Using Neighbour-nets to understand the basic signal properties of your data

Fig. 2 shows the Neighbour-net (again, uncorrected p-distances) for one of the nuclear genes, AKAP9. The outgroup sample is somewhat different, but we can immediately see that this gene has more potency to infer unambiguous phylogenetic relationships among the sampled taxa — the graph has distinctly tree-like portions. We also see that saturation of 3rd codon position is much less of an issue here, compared to the cox1 gene (Fig. 1) — the terminal edges are comparatively short, with respect to the central edge bundles. [Nonetheless, it is never wrong to analyze coding gene data partitioned: 1st and 2nd codon positions vs. 3rd codon position.]

Fig. 2 Neighbour-net based on the nuclear (AKAP9) genetic distances. Note the much more treelike structure of the graph, the generally shorter terminal edges, and last-but-not-least the notable difference between ingroup (focal genus) and outgroup taxa.
For the general differentiation patterns, compare the minute extent of the focal group, green background in Fig. 2 vs. the prominent bush in Fig. 1. It is clear that including distant outgroups will not have any benefit.
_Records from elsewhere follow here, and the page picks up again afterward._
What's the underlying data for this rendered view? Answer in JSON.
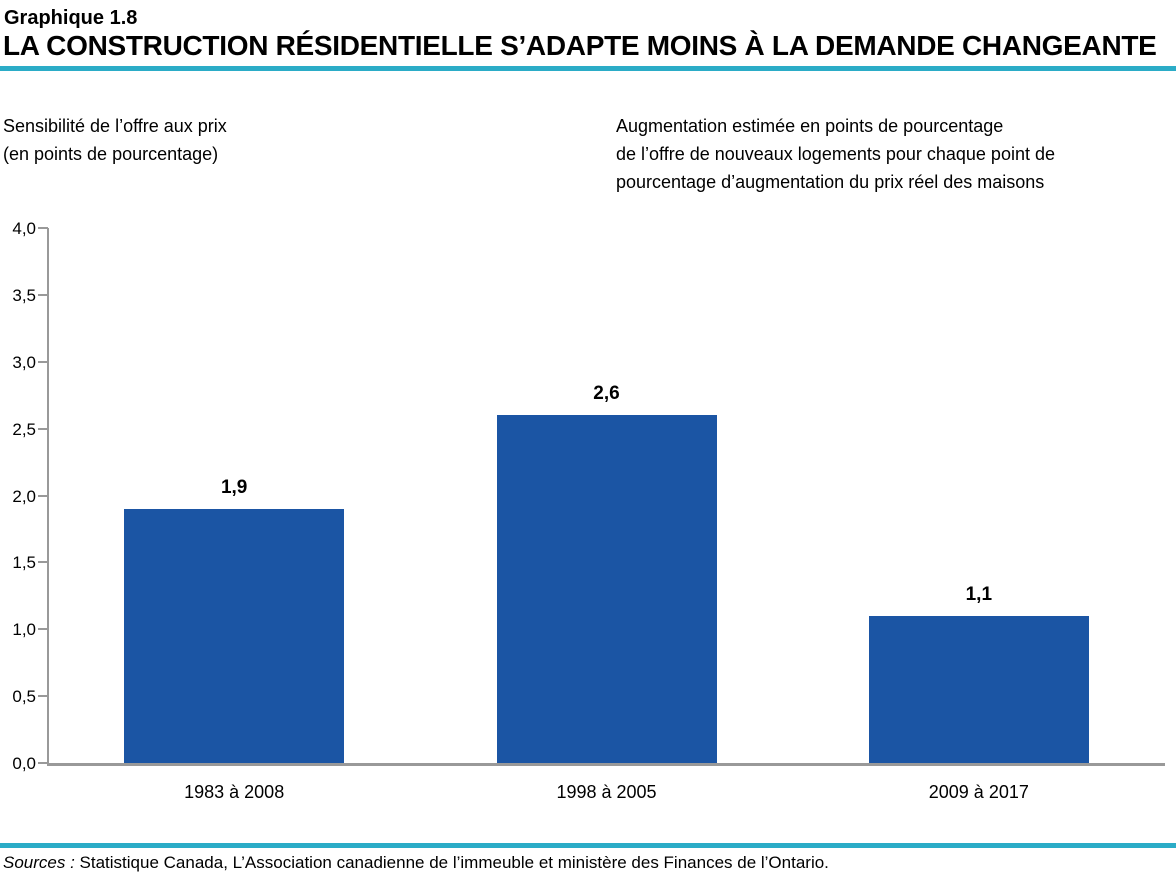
{
  "header": {
    "figure_label": "Graphique 1.8",
    "title": "LA CONSTRUCTION RÉSIDENTIELLE S’ADAPTE MOINS À LA DEMANDE CHANGEANTE"
  },
  "subtitles": {
    "left": [
      "Sensibilité de l’offre aux prix",
      "(en points de pourcentage)"
    ],
    "right": [
      "Augmentation estimée en points de pourcentage",
      "de l’offre de nouveaux logements pour chaque point de",
      "pourcentage d’augmentation du prix réel des maisons"
    ]
  },
  "chart_data": {
    "type": "bar",
    "categories": [
      "1983 à 2008",
      "1998 à 2005",
      "2009 à 2017"
    ],
    "values": [
      1.9,
      2.6,
      1.1
    ],
    "value_labels": [
      "1,9",
      "2,6",
      "1,1"
    ],
    "title": "",
    "xlabel": "",
    "ylabel": "Sensibilité de l’offre aux prix (en points de pourcentage)",
    "ylim": [
      0,
      4
    ],
    "ytick_step": 0.5,
    "ytick_labels": [
      "0,0",
      "0,5",
      "1,0",
      "1,5",
      "2,0",
      "2,5",
      "3,0",
      "3,5",
      "4,0"
    ],
    "grid": false,
    "legend": null
  },
  "footer": {
    "source_prefix": "Sources :",
    "source_text": " Statistique Canada, L’Association canadienne de l’immeuble et ministère des Finances de l’Ontario."
  },
  "colors": {
    "bar": "#1B55A4",
    "accent_rule": "#2BACC7",
    "axis": "#999999",
    "text": "#000000"
  }
}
We may even consider reducing the outgroup sample (if one has to include an outgroup at all) to the two genetically closest genera Stellagama and Paralaudakia.

Similarly structured graphs are found for the other three nuclear genes.
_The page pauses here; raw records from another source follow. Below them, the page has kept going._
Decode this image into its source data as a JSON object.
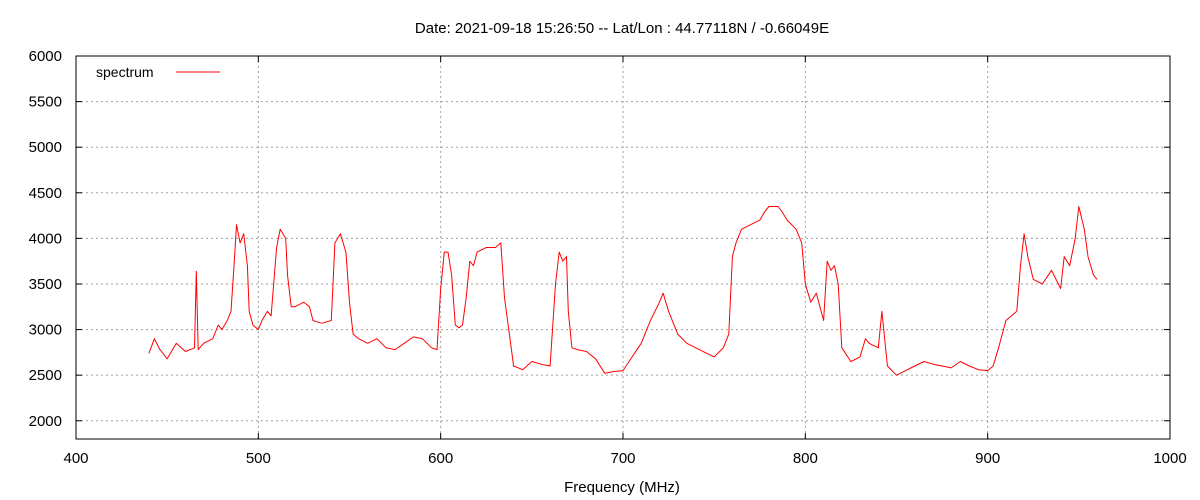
{
  "chart_data": {
    "type": "line",
    "title": "Date: 2021-09-18 15:26:50  --  Lat/Lon : 44.77118N / -0.66049E",
    "xlabel": "Frequency (MHz)",
    "ylabel": "",
    "xlim": [
      400,
      1000
    ],
    "ylim": [
      1800,
      6000
    ],
    "xticks": [
      400,
      500,
      600,
      700,
      800,
      900,
      1000
    ],
    "yticks": [
      2000,
      2500,
      3000,
      3500,
      4000,
      4500,
      5000,
      5500,
      6000
    ],
    "grid": true,
    "legend": {
      "position": "top-left",
      "entries": [
        "spectrum"
      ]
    },
    "series": [
      {
        "name": "spectrum",
        "color": "#ff0000",
        "x": [
          440,
          443,
          446,
          450,
          455,
          460,
          465,
          466,
          467,
          470,
          475,
          478,
          480,
          483,
          485,
          487,
          488,
          490,
          492,
          494,
          495,
          497,
          500,
          502,
          505,
          507,
          510,
          512,
          515,
          516,
          518,
          520,
          525,
          528,
          530,
          533,
          535,
          540,
          542,
          545,
          548,
          550,
          552,
          555,
          560,
          565,
          570,
          575,
          580,
          585,
          590,
          595,
          598,
          600,
          602,
          604,
          606,
          608,
          610,
          612,
          614,
          616,
          618,
          620,
          625,
          630,
          633,
          635,
          638,
          640,
          645,
          650,
          655,
          660,
          663,
          665,
          667,
          669,
          670,
          672,
          675,
          680,
          685,
          690,
          695,
          700,
          705,
          710,
          715,
          720,
          722,
          725,
          730,
          735,
          740,
          745,
          750,
          755,
          758,
          760,
          762,
          765,
          770,
          775,
          778,
          780,
          785,
          787,
          790,
          795,
          798,
          800,
          803,
          806,
          810,
          812,
          814,
          816,
          818,
          820,
          825,
          830,
          833,
          835,
          840,
          842,
          845,
          850,
          855,
          860,
          865,
          870,
          875,
          880,
          885,
          890,
          895,
          900,
          903,
          906,
          910,
          913,
          916,
          918,
          920,
          922,
          925,
          930,
          935,
          940,
          942,
          945,
          948,
          950,
          953,
          955,
          958,
          960
        ],
        "y": [
          2740,
          2900,
          2780,
          2680,
          2850,
          2760,
          2800,
          3640,
          2780,
          2850,
          2900,
          3050,
          3000,
          3100,
          3200,
          3800,
          4150,
          3950,
          4050,
          3700,
          3200,
          3050,
          3000,
          3100,
          3200,
          3150,
          3900,
          4100,
          4000,
          3600,
          3250,
          3250,
          3300,
          3250,
          3100,
          3080,
          3070,
          3100,
          3950,
          4050,
          3850,
          3300,
          2950,
          2900,
          2850,
          2900,
          2800,
          2780,
          2850,
          2920,
          2900,
          2800,
          2780,
          3450,
          3850,
          3850,
          3600,
          3050,
          3020,
          3050,
          3350,
          3750,
          3700,
          3850,
          3900,
          3900,
          3950,
          3350,
          2900,
          2600,
          2560,
          2650,
          2620,
          2600,
          3500,
          3850,
          3750,
          3800,
          3200,
          2800,
          2780,
          2760,
          2680,
          2520,
          2540,
          2550,
          2700,
          2850,
          3100,
          3300,
          3400,
          3200,
          2950,
          2850,
          2800,
          2750,
          2700,
          2800,
          2950,
          3800,
          3950,
          4100,
          4150,
          4200,
          4300,
          4350,
          4350,
          4300,
          4200,
          4100,
          3950,
          3500,
          3300,
          3400,
          3100,
          3750,
          3650,
          3700,
          3500,
          2800,
          2650,
          2700,
          2900,
          2850,
          2800,
          3200,
          2600,
          2500,
          2550,
          2600,
          2650,
          2620,
          2600,
          2580,
          2650,
          2600,
          2560,
          2550,
          2600,
          2800,
          3100,
          3150,
          3200,
          3700,
          4050,
          3800,
          3550,
          3500,
          3650,
          3450,
          3800,
          3700,
          4000,
          4350,
          4100,
          3800,
          3600,
          3550
        ]
      }
    ]
  }
}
Producing some quick Neighbour-nets doesn't hurt

Sometimes reviewers will pick on them — "distance-based phenetic method" is something I used to get a lot. In this case, you can still produce them just to get some basic impressions on your data set. This will help you to understand the results of your tree inferences, including why some of your branches have ambiguous support.
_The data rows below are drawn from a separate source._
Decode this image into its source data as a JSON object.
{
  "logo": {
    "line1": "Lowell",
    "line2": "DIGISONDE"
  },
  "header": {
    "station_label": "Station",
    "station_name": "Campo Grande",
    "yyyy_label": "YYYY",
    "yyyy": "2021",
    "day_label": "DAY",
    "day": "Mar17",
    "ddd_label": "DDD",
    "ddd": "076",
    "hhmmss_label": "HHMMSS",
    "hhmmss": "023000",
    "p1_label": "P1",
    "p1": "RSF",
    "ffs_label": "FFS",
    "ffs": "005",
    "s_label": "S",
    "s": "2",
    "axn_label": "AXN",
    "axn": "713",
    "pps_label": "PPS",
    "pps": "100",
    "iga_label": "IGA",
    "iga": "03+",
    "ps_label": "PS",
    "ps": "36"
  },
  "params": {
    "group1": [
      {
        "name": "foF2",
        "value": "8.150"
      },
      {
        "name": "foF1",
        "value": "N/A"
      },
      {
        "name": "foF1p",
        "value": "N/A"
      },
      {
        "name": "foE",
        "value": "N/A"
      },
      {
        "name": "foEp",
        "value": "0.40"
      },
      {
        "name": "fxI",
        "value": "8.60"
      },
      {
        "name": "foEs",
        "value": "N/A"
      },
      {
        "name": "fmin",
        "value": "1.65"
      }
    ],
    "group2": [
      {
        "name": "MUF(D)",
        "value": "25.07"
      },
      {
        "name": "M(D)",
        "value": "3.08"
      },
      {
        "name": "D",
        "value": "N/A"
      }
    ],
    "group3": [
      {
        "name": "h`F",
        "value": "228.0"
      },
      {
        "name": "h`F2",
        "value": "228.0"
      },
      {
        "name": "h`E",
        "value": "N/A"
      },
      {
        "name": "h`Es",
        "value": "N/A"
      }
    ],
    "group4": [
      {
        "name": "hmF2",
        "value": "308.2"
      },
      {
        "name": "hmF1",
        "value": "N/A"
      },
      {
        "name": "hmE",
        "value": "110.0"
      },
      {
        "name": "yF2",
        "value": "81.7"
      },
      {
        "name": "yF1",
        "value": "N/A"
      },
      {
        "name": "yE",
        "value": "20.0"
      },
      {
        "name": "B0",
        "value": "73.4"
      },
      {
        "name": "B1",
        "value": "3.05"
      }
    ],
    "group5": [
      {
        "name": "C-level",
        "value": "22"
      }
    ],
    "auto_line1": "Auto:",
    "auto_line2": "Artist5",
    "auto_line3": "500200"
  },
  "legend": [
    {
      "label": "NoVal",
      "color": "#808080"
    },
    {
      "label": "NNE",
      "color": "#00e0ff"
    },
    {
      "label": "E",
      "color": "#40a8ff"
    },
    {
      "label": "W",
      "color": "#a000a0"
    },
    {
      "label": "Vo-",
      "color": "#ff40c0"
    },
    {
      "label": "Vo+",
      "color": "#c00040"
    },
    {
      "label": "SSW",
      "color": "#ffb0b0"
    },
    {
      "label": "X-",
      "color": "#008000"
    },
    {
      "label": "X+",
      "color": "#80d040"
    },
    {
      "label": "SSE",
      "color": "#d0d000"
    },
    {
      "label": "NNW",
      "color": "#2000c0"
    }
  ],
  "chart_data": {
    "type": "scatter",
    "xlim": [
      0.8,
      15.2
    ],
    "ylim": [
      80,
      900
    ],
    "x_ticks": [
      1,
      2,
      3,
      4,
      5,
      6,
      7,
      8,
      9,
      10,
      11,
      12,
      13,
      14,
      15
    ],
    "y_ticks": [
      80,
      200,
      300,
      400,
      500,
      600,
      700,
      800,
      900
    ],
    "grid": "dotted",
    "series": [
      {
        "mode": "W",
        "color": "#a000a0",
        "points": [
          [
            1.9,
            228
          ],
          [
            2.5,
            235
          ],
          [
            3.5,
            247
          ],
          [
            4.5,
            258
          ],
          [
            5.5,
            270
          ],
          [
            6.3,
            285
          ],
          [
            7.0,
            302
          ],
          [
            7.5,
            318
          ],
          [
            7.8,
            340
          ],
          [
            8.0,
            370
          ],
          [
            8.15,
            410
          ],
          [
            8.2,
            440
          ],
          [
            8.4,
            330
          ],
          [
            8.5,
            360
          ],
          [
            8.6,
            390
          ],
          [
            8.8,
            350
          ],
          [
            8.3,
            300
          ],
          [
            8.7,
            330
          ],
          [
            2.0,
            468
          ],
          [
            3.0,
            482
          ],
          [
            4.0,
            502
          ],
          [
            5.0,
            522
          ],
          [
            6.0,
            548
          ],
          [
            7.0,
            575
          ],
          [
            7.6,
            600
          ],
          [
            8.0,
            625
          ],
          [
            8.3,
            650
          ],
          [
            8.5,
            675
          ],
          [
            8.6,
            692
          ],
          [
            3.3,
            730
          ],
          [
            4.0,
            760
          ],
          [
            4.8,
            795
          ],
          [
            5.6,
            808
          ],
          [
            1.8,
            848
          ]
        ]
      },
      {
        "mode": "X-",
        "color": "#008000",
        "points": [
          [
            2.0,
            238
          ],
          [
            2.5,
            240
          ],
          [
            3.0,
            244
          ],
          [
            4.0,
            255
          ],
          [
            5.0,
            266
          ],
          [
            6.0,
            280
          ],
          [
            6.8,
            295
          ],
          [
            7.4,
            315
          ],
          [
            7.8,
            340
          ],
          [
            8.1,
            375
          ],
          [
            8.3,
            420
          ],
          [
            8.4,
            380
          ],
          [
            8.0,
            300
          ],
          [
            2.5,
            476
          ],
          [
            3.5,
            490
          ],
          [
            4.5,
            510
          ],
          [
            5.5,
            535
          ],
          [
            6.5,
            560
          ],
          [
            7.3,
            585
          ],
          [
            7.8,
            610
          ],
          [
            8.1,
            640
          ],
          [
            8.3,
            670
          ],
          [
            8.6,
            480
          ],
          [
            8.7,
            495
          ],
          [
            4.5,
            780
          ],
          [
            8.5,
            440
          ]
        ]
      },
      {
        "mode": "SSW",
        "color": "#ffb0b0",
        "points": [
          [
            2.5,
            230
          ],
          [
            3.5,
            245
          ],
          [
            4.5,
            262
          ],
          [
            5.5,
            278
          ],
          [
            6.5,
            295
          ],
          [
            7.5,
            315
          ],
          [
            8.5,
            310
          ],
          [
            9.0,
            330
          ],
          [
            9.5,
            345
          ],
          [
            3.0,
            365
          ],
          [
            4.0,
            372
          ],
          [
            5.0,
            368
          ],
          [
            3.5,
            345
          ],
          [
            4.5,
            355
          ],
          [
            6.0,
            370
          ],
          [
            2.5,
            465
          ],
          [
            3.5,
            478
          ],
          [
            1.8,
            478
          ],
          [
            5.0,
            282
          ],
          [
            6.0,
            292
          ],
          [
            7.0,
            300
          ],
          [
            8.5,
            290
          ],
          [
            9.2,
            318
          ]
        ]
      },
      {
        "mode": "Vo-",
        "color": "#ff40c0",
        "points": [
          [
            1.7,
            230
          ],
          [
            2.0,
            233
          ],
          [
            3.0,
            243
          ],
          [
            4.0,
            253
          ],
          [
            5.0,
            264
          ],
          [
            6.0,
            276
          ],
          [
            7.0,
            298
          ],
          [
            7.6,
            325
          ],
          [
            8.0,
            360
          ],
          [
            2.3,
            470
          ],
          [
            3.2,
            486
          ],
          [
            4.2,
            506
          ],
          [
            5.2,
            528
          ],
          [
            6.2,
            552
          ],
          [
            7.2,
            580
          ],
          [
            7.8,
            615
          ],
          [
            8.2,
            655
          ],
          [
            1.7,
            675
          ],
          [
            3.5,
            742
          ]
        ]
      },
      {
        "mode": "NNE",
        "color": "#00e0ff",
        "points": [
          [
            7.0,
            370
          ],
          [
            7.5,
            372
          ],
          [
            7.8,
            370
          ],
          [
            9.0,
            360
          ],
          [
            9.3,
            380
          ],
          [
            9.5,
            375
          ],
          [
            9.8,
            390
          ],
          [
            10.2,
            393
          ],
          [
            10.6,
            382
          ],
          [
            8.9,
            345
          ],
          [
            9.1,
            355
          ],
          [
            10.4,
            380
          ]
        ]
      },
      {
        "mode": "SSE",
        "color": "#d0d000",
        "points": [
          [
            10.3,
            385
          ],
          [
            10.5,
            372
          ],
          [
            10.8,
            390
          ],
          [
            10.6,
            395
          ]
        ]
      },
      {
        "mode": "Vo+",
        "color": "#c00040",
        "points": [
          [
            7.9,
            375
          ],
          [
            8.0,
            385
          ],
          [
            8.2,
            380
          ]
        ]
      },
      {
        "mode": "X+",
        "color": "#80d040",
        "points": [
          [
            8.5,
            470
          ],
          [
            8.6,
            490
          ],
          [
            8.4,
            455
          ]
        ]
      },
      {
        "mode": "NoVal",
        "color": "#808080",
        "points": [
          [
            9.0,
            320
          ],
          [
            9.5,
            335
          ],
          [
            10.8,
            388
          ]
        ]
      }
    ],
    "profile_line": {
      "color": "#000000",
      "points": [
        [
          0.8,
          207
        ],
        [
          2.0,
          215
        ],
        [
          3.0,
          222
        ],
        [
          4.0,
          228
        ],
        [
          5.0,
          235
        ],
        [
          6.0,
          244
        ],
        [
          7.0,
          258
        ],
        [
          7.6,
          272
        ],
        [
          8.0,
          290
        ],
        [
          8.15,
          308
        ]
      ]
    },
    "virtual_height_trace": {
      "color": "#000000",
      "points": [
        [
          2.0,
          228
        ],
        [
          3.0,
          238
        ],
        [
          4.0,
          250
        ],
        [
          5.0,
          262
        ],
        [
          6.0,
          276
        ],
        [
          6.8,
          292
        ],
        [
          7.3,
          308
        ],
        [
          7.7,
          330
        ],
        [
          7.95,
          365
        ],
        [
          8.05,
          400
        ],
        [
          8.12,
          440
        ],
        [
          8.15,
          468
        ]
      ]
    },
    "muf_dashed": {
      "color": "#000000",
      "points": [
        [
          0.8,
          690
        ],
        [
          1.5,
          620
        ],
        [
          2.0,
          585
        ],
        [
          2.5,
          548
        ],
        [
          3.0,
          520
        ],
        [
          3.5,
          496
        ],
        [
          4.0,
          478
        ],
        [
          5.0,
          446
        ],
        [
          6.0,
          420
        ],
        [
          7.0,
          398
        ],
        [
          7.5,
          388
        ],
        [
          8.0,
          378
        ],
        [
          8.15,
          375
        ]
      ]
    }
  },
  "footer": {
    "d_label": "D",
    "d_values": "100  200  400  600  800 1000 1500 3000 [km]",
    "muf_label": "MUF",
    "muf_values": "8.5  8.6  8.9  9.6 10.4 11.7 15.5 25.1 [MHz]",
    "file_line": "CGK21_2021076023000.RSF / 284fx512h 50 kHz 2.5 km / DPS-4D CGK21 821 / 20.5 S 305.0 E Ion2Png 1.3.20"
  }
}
It comes as little surprise that the taxa one can identify, in these networks, as likely sister genera of the focal genus, come up as sister taxa in the explicit phylogenetic analyses done by Soloveya et al. — e.g., their fig. 2 showing the combined mitochondrial tree, and their fig. 3, showing the combined nuclear tree.

Soloveya et al. (2018) performed some incongruence tests (AU-topology test) using single-gene inferences (going further than many other studies), but did not dig deeper. One of the authors answered my question about potential signal issues that may cause topological incongruence between ML and Bayesian trees, as well as ambiguous support, but he considers this to be a solely a problem with methods — different algorithms prefer different phylogenies. Having looked at the basic differentiation pattern in the gene regions using Neighbour-nets, it may be more than just an issue with methods — ML and Bayesian analysis should always support the same splits when using the same or similar substitution models.

Like many other studies, the authors also use the data for Bayesian dating and dating-dependent biogeographic analysis. Lacking any ingroup fossils, the authors could only constrain nodes within the outgroup subtree, which are nodes far from those that they discuss and estimate. I have my doubts that we can put much faith in the uncorrelated clock process to handle such extreme differences between focus group (ingroup) and (constrained) outgroup-taxon lineages as seen in Fig. 2. Estimates for rate shifts between outgroup and ingroup usually render ingroup age estimates to be too young, compared to age estimates obtained with ingroup fossils. This is something that can be directly deduced from a graph like the one in Fig. 2.

Data and networks can be found at figshare

The original paper provides a comprehensive supplement with a lot of interesting information, but the FASTA-files, each comprising a single gene region and a few editing issues, are not yet ready to use. Hence, I transformed them into NEXUS-files, and generated a combined data matrix. The files and the Neighbour-nets for each gene region (and a full single-gene maximum likelihood analysis) can be found on figshare.